Later, Hardik paid a heavy price for it as BJP government slapped more than 30 police cases including a sedition law. Most cases were of political nature. As a result, Hardik was jailed for nine months and faced externment from Gujarat.
The shock of more than 500,000 Patels rallying around a young Patel leader was so humiliating for the BJP that to cajole Patels, the 103rd Amendment of Constitution was brought in, granting 10% reservation to economically weak people in Parliament. The amendment has been challenged in the court.
The Congress saga
In 2017 assembly elections Hardik supported Congress and became one of the factors in restricting BJP to 99 seats out of 182.
Few months before the Lok Sabha election of 2019, he formally joined Congress.
From 1992 onwards, BJP was for Patels and Patels were for BJP, but Hardik’s demonstration of Patel power was an embarrassment for the ruling party.
However, when Hardik joined Congress, he found that it was easier to fight the court cases filed by the BJP than face caste politics within the Congress. His stint in Congress is a textbook case of how to kill a leader-in-the-making.
Hardik has regrets that Rahul Gandhi and the state Congress treated him badly and didn’t help him fight the cases.
Anand Yagnik, his lawyer told Gulf News, “Congress abandoned Hardik. His resignation will hurt Congress. The elders aren’t allowing the new generation to grow. In Gujarat, young generation doesn’t want to join Congress as they don’t know the party. In such a situation young Hardik should have been welcomed.
"He had the backing of his community. But, no instructions came from Delhi to help him. He wasn’t allowed to have any press conference or public rallies. He wasn’t called in meetings. The party posters won’t have his picture. He is facing 32 cases, stayed long months in jail. He fought alone. In Gujarat, Congress is drowning Congress.”
Political forces at play
Both the BJP and Congress have dismantled Hardik’s dream of becoming a leader.

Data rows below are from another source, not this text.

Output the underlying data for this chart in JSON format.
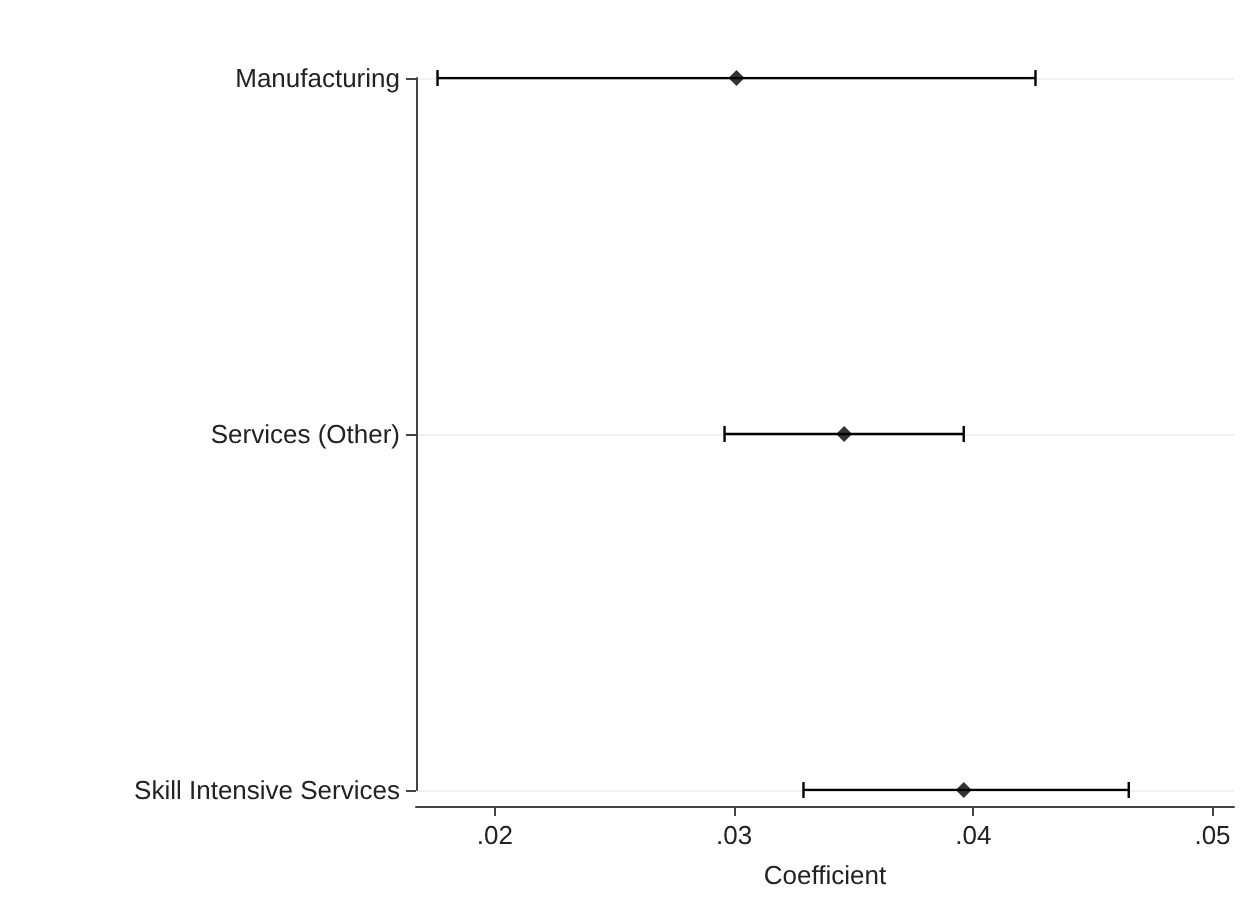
{
  "chart_data": {
    "type": "scatter",
    "orientation": "horizontal",
    "xlabel": "Coefficient",
    "categories": [
      "Manufacturing",
      "Services (Other)",
      "Skill Intensive Services"
    ],
    "values": [
      0.0301,
      0.0346,
      0.0396
    ],
    "errors": [
      [
        0.0176,
        0.0426
      ],
      [
        0.0296,
        0.0396
      ],
      [
        0.0329,
        0.0465
      ]
    ],
    "color": "#000000",
    "marker": "diamond",
    "grid": "y",
    "xlim": [
      0.0167,
      0.0509
    ],
    "xticks": [
      {
        "value": 0.02,
        "label": ".02"
      },
      {
        "value": 0.03,
        "label": ".03"
      },
      {
        "value": 0.04,
        "label": ".04"
      },
      {
        "value": 0.05,
        "label": ".05"
      }
    ]
  }
}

Now, if he joins BJP his fundamental ideological plank collapses and he will at best be a lightweight member of the party.
If he joins AAP, he will continue facing the wrath of BJP and Congress. Hardik is tired of fighting court cases, so he is likely to compromise with the BJP.
His short-term future is bleak as Indian political culture works against emerging leaders.
His resignation from Congress can be pinned down to caste-politics and Rahul Gandhi’s zero plans for the Gujarat Congress. As far as the BJP is concerned, it is a cold-blooded revenge for the historic Patel rally of 2015 in Ahmedabad.
The contemporary Patel politics of Gujarat has turned a full circle with Hardik’s softened stance towards the BJP.